Wie lebt es sich mit der Fuck-You-Mentalität, die John Goodmans Charakter des verlebten, bulligen Gangsters Frank in Rupert Wyatts „The Gambler“ als Existenzmodus der Menschheitsgeschichte beschreibt? Filmisch wurden jene Wege ja schon wiederholt bewandert – mindestens von der früheren Verfilmung desselben Stoffes aus dem Jahre 1974, „Spieler ohne Skrupel“. Nun schlüpft Mark Wahlberg in die Rolle des titelgebenden Mackers, Jim Bennett, und präsentiert einen Charakter, der sich zweifellos selbst ausgeliefert ist. Drahtig und glatt rasiert schlurft er zwischen Spielsucht und seiner Stelle als Professor für Literaturwissenschaften hin und her und misst sich zwar an einer theoretischen Ambition des Besten, ist sich jedoch abgeklärt gegenüber den Tatsachen seines Wesens. Als nüchterner Zeitgenosse veräußerlicht er zu keiner Zeit den inneren Trieb des Selbstdestruktiven. Doch ehe er irgendwelche Kompromisse der Verantwortung gegenüber anderen eingeht, vertieft er sich haltlos weiter ins Loch des Geldes. Fuck You eben.
Dennoch spürt er den Druck der Unterwelt, der sich in den Werken von Michael Mann schon zu Ausbrüchen des Karmas verdichtete, hier jedoch vom Film, dem Protagonisten entsprechend, kühl umschifft wird. Die visuelle Ebene begnügt sich mit pragmatischem Stil an einer Noir-Entsättigung, während der Soundtrack seine dramatisierenden Untermalungen meist aus den Situationsumständen im Off schöpft. Wyatt will sein Genre-Drama als Realist herausstellen, verzichtet aber auf Schauwerte kinetischer Energie, die höchstens noch von einigen gezielten Schlägen in die Magengrube eingelöst werden. Das musikalische Eingreifen in die Gefühle seitens des Scores (Jon Brion und Theo Green) geschieht dann auch hauptsächlich in abstrahierenden Montagen. Doch obwohl ihre elektronischen Impulse den Endorphinen Bennetts gerecht werden, kommt Regisseur Wyatt ab und an nicht umhin, sie zusätzlich außerhalb visualisierter Mentalzonen einzusetzen. Dann nämlich bemüht er sich um eine Aufregung, die seine Figuren nicht vermitteln können oder müssen. Es geht um ein Ensemble an Menschen, hauptsächlich Bennetts Studenten (Brie Larson und Anthony Kelley), die mit ihrem Potenzial hadern, verstecken und stecken bleiben.

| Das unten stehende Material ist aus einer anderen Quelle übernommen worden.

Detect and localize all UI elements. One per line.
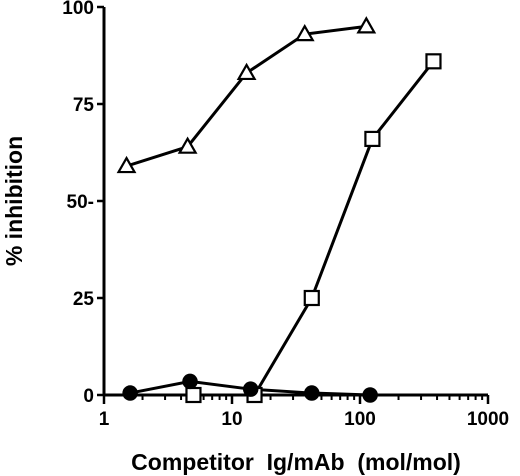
x-axis-title: Competitor Ig/mAb (mol/mol) (131, 449, 461, 475)
circle-point (362, 387, 378, 403)
y-tick-label: 50- (67, 192, 94, 213)
triangle-point (294, 23, 315, 42)
circle-point (122, 385, 138, 401)
square-point (425, 53, 442, 70)
series-line-open-square (193, 60, 435, 397)
circle-point (242, 381, 259, 397)
y-tick-label: 25 (73, 289, 95, 310)
series-layer (116, 16, 442, 404)
y-tick-label: 75 (73, 95, 95, 116)
y-tick-label: 0 (83, 386, 94, 407)
circle-point (304, 385, 320, 401)
square-point (303, 289, 320, 307)
x-axis-ticks: 1 10 100 1000 (99, 395, 509, 430)
triangle-point (356, 16, 377, 34)
series-line-open-triangle (126, 24, 367, 168)
x-tick-label: 1 (99, 409, 110, 430)
y-tick-label: 100 (62, 0, 94, 19)
square-point (364, 130, 381, 148)
triangle-point (236, 62, 257, 81)
x-tick-label: 100 (344, 409, 376, 430)
x-tick-label: 10 (221, 409, 242, 430)
triangle-point (116, 155, 137, 174)
square-point (185, 386, 202, 404)
y-axis-title: % inhibition (1, 136, 27, 266)
circle-point (182, 373, 198, 390)
triangle-point (177, 136, 198, 154)
x-tick-label: 1000 (467, 409, 509, 430)
y-axis-ticks: 0 25 50- 75 100 (62, 0, 104, 407)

Im Einverständnis zueinander gibt es letztlich gar nichts zu sagen, außer die gegenseitige Hilfe zu fördern. Solche Entwicklungen geschehen jedoch unter vorgehaltener Hand und fließen heraus, sobald die Zeit reif ist. Der ausgefuchste Plan eines Mannes, der von außen hin keinen Scheiß auf Drohungen und Schulden gibt und auf das Glück vertraut – aber dennoch wie befreit von allem davon rennt, sobald es von ihm weggeputzt wurde und er von vorne beginnen muss oder will. „Fuck You“ sagt er da; so einfach haben sie ihn nicht in der Tasche. Und ähnlich eigensinnig gibt sich auch Wyatts Film – mit bewusst angezogener Handbremse in den Augen des stillen Verdrusses. Irgendwas hält den Menschen nämlich immer fest. Wirklich drüberstehen kann man da auch nicht, aber zumindest auf gut Glück setzen und das Schicksal für sich entscheiden. Kein einfacher Abgang. Aber so ist das nun mal. Deshalb muss man „The Gambler“ auch recht unaufgeregt entgegennehmen; womöglich will er auch gar nicht, dass man viel von ihm wegnimmt. Aber vielleicht brodelt trotzdem etwas unter der erkühlten Haube weiter.